Lord and Moris is conveniently placed for those looking to get the quintessential New York experience, plunged in the neon-lit heart of Times Square. Its entrance is guarded by two milk-white horse statuettes beneath a canopy of fairy lights, and the lobby combines a jungle-like living wall with polished grey Chesterfield sofas. An affordable boutique option, the rooms range from compact with bunk beds to the family-friendly group suites. They all have an essentials-only approach, but not at the expense of pillow-top mattresses or flat-screen TVs, while the sleek wooden furnishings and emerald walls help create a faux forest-style setting to relax in.

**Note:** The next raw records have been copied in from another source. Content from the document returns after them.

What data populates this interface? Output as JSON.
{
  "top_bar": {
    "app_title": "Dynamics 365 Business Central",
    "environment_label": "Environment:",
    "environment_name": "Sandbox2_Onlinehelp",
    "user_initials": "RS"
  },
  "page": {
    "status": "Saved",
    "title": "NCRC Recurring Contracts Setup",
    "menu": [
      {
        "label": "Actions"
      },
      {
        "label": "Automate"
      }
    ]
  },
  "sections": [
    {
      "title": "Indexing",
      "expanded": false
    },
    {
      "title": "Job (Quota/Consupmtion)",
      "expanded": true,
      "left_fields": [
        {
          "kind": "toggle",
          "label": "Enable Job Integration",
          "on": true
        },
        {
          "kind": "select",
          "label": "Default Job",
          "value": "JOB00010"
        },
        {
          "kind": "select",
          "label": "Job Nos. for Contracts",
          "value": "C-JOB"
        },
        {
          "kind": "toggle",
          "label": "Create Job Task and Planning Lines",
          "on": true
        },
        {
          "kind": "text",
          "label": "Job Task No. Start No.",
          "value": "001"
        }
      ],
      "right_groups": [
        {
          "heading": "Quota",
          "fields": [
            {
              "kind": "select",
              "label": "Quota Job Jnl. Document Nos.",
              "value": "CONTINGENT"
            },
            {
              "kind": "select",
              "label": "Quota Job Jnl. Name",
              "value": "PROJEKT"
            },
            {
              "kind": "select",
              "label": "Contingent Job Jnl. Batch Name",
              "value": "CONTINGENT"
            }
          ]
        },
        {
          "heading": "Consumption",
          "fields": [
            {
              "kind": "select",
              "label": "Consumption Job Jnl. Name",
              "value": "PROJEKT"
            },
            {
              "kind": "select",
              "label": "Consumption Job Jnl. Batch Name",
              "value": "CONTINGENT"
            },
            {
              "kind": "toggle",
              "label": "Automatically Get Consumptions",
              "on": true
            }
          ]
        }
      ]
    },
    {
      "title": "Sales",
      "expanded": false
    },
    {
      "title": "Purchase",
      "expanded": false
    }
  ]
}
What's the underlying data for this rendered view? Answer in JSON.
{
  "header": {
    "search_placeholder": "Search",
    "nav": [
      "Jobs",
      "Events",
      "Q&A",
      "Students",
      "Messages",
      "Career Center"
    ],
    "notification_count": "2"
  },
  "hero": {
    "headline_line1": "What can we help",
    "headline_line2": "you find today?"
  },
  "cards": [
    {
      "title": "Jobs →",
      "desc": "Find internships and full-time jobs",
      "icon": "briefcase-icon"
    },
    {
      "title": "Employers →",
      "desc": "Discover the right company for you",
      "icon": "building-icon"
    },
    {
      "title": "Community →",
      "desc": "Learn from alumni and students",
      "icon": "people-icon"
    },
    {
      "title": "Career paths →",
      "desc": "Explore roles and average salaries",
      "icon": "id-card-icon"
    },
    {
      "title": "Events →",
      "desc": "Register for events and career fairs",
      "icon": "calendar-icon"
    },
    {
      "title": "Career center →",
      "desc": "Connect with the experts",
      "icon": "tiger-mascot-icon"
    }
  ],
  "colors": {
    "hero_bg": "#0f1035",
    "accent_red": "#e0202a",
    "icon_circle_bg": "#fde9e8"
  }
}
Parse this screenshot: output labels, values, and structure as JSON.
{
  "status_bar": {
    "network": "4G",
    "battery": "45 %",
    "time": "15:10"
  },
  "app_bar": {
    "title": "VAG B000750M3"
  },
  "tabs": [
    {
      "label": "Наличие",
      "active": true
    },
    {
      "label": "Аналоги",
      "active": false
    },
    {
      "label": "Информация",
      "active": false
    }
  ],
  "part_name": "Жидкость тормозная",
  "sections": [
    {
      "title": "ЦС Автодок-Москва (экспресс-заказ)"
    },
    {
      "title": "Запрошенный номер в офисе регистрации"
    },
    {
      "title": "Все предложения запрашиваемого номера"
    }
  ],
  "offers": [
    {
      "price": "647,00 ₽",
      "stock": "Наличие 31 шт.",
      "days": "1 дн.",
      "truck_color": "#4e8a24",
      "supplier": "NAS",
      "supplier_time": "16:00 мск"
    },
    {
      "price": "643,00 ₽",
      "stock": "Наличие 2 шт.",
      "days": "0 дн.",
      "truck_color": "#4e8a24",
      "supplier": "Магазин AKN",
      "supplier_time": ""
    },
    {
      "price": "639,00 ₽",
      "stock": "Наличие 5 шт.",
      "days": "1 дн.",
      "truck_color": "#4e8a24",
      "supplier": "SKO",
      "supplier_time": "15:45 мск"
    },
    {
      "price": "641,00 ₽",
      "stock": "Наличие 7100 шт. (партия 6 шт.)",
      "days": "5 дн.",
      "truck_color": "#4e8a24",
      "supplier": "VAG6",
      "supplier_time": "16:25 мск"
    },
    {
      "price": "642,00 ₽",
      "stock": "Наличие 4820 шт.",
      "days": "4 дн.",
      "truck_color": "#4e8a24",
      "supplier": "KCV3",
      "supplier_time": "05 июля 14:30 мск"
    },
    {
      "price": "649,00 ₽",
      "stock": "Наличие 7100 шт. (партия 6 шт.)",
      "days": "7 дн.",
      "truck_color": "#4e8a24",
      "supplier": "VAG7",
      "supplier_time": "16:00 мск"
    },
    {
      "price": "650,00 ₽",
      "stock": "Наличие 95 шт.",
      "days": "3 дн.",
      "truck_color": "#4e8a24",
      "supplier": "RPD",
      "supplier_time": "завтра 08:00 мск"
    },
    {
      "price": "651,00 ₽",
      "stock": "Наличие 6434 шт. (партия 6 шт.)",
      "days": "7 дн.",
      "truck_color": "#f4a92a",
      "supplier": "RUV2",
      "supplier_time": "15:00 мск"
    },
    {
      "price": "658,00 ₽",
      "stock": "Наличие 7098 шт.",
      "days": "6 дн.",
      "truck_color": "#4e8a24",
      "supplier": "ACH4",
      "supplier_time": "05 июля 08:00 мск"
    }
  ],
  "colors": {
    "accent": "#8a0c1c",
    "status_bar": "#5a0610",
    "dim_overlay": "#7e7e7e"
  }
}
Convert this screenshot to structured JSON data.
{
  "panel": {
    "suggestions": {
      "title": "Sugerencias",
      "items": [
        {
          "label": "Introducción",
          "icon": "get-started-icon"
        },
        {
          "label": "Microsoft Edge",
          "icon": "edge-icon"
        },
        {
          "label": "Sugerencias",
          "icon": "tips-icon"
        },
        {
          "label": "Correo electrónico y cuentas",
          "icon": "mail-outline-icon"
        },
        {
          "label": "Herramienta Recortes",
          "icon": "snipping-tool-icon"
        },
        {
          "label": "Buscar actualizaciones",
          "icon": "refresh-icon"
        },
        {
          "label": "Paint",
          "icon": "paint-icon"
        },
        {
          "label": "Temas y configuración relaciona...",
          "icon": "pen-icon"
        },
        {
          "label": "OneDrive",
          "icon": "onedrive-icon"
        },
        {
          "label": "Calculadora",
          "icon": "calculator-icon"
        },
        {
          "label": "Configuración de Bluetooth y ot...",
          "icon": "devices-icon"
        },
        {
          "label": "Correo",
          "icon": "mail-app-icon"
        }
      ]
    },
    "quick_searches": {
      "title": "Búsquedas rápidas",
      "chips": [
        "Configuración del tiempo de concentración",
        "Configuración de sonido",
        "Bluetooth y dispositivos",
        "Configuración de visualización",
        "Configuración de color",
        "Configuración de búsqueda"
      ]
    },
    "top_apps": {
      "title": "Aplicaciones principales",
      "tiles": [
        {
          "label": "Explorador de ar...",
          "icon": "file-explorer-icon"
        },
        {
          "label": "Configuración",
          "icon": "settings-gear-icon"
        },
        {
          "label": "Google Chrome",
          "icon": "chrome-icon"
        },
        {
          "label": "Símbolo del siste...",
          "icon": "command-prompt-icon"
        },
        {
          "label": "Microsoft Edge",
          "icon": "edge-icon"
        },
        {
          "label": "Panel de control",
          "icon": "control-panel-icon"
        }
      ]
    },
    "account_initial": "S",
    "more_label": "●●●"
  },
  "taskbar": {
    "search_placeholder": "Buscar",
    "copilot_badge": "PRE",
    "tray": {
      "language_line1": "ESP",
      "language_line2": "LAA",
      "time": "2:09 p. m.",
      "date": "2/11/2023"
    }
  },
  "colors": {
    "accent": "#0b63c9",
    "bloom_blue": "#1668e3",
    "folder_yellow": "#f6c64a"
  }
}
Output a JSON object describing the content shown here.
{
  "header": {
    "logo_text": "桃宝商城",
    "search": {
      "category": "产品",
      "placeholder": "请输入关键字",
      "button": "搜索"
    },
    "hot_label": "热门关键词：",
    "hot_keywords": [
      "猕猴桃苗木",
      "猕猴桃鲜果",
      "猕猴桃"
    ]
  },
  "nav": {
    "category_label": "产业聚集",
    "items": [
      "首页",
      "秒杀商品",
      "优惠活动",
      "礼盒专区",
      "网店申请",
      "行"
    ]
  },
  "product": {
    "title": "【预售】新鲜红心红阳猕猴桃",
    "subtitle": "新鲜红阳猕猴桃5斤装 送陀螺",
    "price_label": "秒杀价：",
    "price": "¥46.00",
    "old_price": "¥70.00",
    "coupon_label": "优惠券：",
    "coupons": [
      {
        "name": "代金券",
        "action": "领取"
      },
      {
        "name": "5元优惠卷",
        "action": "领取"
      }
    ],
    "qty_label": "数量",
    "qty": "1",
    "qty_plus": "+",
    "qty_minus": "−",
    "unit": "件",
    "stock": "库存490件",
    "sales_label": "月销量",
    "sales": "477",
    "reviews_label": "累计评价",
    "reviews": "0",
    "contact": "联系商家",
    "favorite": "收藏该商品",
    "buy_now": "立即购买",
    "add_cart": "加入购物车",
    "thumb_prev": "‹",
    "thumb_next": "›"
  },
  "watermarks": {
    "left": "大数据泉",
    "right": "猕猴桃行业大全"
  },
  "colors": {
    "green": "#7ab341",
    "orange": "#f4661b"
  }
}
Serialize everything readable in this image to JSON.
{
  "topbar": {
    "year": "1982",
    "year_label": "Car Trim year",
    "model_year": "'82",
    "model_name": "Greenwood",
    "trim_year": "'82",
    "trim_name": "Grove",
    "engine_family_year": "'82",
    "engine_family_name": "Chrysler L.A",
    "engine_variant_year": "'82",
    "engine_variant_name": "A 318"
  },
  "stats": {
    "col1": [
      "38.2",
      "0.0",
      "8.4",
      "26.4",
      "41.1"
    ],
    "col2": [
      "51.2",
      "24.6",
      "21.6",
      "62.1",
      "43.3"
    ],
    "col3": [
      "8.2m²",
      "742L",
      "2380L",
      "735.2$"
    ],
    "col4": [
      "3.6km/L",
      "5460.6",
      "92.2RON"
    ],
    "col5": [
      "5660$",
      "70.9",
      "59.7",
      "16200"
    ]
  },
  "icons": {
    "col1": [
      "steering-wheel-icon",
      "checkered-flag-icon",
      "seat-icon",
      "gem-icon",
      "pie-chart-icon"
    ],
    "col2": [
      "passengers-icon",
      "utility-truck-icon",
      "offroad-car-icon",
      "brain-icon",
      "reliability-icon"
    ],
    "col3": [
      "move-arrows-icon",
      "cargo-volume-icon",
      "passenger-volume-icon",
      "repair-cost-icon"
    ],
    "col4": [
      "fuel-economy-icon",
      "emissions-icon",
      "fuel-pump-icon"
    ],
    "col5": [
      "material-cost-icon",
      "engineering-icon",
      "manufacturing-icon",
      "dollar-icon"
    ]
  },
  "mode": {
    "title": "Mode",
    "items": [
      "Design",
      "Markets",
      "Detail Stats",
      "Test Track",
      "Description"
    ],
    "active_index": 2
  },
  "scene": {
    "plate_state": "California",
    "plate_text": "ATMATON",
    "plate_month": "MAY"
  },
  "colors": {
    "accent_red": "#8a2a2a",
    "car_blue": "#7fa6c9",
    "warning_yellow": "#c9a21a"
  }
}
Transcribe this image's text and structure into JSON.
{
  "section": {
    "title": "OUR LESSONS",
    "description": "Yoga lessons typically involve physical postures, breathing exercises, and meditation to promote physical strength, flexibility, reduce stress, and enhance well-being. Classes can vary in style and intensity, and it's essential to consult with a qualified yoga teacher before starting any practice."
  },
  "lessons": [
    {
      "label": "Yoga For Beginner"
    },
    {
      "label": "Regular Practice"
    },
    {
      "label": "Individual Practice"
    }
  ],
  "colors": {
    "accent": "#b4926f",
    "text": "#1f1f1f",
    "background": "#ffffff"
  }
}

Starting life as a seminary in 1895, The High Line Hotel has since been reincarnated as a bewitching boutique hotel in the hub of West Chelsea. Founded by Clement Clarke Moore (who penned ‘Twas the Night Before Christmas’) the Gothic red-brick building nods to its historic heyday with nostalgic touches such as rotary dial phones, flea market-found tennis racquets and working vintage typewriters that sit on the lovingly sourced antique furniture in every room. Otherworldly cocktails await in a garden inspired by the self-proclaimed psychic Ingo Swann, paying tribute with cosmic concoctions including the champagne and rum Seventh Sense. Head inside for a small-batch Kentucky whiskey in the mood-lit Lobby Bar, peppered with wild flora and roaring lion statuettes.
This landmark hotel opened on the Upper East Side in 1927 and has kept much of its timeless charm. Located just off Madison Avenue near Central Park, The Lowell is a quiet retreat from the bustling city without being far removed from the action. Most accommodations feature fully equipped kitchens and a number have wood-burning fireplaces or private terraces. If you’re a tea lover, the Pembroke Room on the second floor serves afternoon tea complete with scones and finger sandwiches.
Housed in the former headquarters of Life magazine, this boutique hotel has adopted an equally adventurous spirit. The pet-friendly rooms are lit by Edison light bulbs and feature uplifting quotes on the crisp white walls – relax in front of 60-inch TVs and stream your latest obsession on Google Chromecast. Following a session in the 24/7 gym or a house-made pasta meal in restaurant Marilyn, descend into the reincarnated speakeasy-style bar (scheduled to open late 2020) that once served up luscious libations to the Life staff during the prohibition era. With the city on your doorstep you can quickly stroll over to landmarks such as the Empire State Building or indulge in a bit of retail therapy at nearby Macy’s.